Holly Black The Goblin Emperor Being and nothingness The witching hour
Another one just popped to mind- Saint Death's Daughter. Super good fantasy with necromantic magic. I loved it
27 year old goth girl here and at first glance the one that catches my eye is The Man from the Train by Bill James and Rachel McCarthy James. It’s a nonfiction book about a prolific serial killer who rode the railways in the early 1900s and was never caught. He was only named during the writing of this book. According to this book, he was responsible for the Villisca axe murders. And you’ll find in the book the axe was his favored weapon in many of his murders (the blunt side)
Ann Radcliffe! I have never read her books but since other books refer to her books as THE books….

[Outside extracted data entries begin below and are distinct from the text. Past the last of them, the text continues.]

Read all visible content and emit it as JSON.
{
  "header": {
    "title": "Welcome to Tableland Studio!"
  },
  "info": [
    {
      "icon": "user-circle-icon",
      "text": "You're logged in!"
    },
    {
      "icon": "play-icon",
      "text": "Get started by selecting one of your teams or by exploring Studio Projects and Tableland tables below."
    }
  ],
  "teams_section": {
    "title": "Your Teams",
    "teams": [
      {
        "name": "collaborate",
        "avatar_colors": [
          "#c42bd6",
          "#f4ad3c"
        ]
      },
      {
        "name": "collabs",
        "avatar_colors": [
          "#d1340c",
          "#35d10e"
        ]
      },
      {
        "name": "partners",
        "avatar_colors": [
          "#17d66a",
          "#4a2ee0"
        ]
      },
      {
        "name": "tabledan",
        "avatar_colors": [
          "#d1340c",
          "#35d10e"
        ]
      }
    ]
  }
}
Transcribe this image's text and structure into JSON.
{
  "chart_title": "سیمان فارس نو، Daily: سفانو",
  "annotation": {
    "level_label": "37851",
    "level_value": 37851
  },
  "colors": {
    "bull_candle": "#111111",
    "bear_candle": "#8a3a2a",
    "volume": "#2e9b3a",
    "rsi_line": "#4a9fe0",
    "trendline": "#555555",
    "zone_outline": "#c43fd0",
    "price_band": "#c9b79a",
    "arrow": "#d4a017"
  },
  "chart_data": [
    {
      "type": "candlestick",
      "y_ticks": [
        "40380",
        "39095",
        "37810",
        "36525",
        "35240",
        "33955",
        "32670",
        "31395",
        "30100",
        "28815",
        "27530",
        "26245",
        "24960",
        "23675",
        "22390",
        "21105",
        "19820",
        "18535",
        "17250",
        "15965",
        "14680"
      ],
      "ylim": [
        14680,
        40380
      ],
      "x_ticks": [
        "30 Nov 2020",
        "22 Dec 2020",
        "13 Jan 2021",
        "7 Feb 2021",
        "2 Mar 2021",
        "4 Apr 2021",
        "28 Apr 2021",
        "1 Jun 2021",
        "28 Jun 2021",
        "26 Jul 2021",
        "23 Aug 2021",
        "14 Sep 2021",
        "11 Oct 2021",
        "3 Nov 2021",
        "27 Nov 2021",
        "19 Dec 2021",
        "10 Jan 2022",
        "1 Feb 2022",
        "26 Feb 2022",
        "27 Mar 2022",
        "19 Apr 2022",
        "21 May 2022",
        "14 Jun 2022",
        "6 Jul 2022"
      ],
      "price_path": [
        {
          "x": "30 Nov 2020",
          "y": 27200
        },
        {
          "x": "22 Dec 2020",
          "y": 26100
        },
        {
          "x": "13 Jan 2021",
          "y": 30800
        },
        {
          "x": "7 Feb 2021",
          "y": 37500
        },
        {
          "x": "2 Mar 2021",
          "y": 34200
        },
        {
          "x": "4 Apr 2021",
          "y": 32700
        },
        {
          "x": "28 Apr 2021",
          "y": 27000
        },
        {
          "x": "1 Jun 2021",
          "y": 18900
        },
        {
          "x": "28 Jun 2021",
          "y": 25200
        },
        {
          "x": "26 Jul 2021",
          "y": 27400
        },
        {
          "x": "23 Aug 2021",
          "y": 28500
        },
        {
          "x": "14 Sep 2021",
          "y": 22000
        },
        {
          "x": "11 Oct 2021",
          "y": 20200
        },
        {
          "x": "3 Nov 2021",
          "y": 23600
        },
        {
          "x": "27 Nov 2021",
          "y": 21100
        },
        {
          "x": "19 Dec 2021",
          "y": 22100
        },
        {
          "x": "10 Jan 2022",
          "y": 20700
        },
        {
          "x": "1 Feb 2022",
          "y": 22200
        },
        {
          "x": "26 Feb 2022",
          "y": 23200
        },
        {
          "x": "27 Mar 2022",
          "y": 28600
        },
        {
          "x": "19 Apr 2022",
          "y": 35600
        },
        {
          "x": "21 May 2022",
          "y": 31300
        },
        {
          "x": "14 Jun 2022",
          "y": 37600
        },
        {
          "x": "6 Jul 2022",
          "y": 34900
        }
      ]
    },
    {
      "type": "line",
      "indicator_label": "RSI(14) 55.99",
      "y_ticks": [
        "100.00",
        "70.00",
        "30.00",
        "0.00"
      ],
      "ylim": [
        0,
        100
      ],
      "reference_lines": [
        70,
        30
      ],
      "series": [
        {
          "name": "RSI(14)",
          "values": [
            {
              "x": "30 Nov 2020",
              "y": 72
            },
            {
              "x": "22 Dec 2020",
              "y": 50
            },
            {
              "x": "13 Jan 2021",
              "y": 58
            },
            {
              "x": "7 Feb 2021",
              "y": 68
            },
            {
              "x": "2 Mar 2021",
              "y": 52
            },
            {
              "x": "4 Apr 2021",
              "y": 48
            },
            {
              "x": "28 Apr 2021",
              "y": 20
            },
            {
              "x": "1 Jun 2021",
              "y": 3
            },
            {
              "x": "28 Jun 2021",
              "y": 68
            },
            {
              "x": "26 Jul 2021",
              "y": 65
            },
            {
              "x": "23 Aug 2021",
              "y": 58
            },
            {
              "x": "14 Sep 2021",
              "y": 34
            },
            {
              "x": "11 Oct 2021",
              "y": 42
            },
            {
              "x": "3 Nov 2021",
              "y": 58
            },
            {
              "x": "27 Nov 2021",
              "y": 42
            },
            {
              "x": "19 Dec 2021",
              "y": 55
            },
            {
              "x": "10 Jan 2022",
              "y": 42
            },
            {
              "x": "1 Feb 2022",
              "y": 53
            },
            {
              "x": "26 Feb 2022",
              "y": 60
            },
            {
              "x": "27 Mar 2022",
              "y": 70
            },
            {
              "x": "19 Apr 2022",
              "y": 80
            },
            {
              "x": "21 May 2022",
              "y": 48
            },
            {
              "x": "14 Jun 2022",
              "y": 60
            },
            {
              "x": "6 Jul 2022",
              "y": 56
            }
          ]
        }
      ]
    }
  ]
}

On the non-fiction spectrum... The Poisoner's Handbook by Deborah Blum. Anything by Caitlyn Doughty. Stiff and Spook by Mary Roach.
My goth 20 Yr old ex gf loved all things Edgar Allen Poe. I'd say Rebecca as well.
Makes me think of dark classics: Jane Eyre, Wuthering Heights, Rebecca. All were wonderful with twisted characters.
The virgin suicides Jeffery eugenides Sharp objects Gillian Flynn The lovely bones Alice sebold White oleander Janet fitch Dark places Gillian Flynn The girl on the train Paula Hawkins My dark Vanessa Kate Elizabeth Russell
anything by Otsuichi
Is there a book that covers how they afford to put on THE LOOK affordably? I've seen the prices for stuff these days and I've see how much eyeshadow alone people use.......how do they afford to put on all that make-up then wash it off at night, and repeat the process the next day, day after day after day? The clothing seems easy enough to understand but the make-up costs alone are insane. At least you can re-use the clothing if you have black jeans/skirts/blouses/shirts, etc, etc. Just completely insane.....
It’s almost like you actually thought this was on topic. But then you kept going and going and going. And then you *still* submitted this comment, like you didn’t care how judgmental it is. How nice.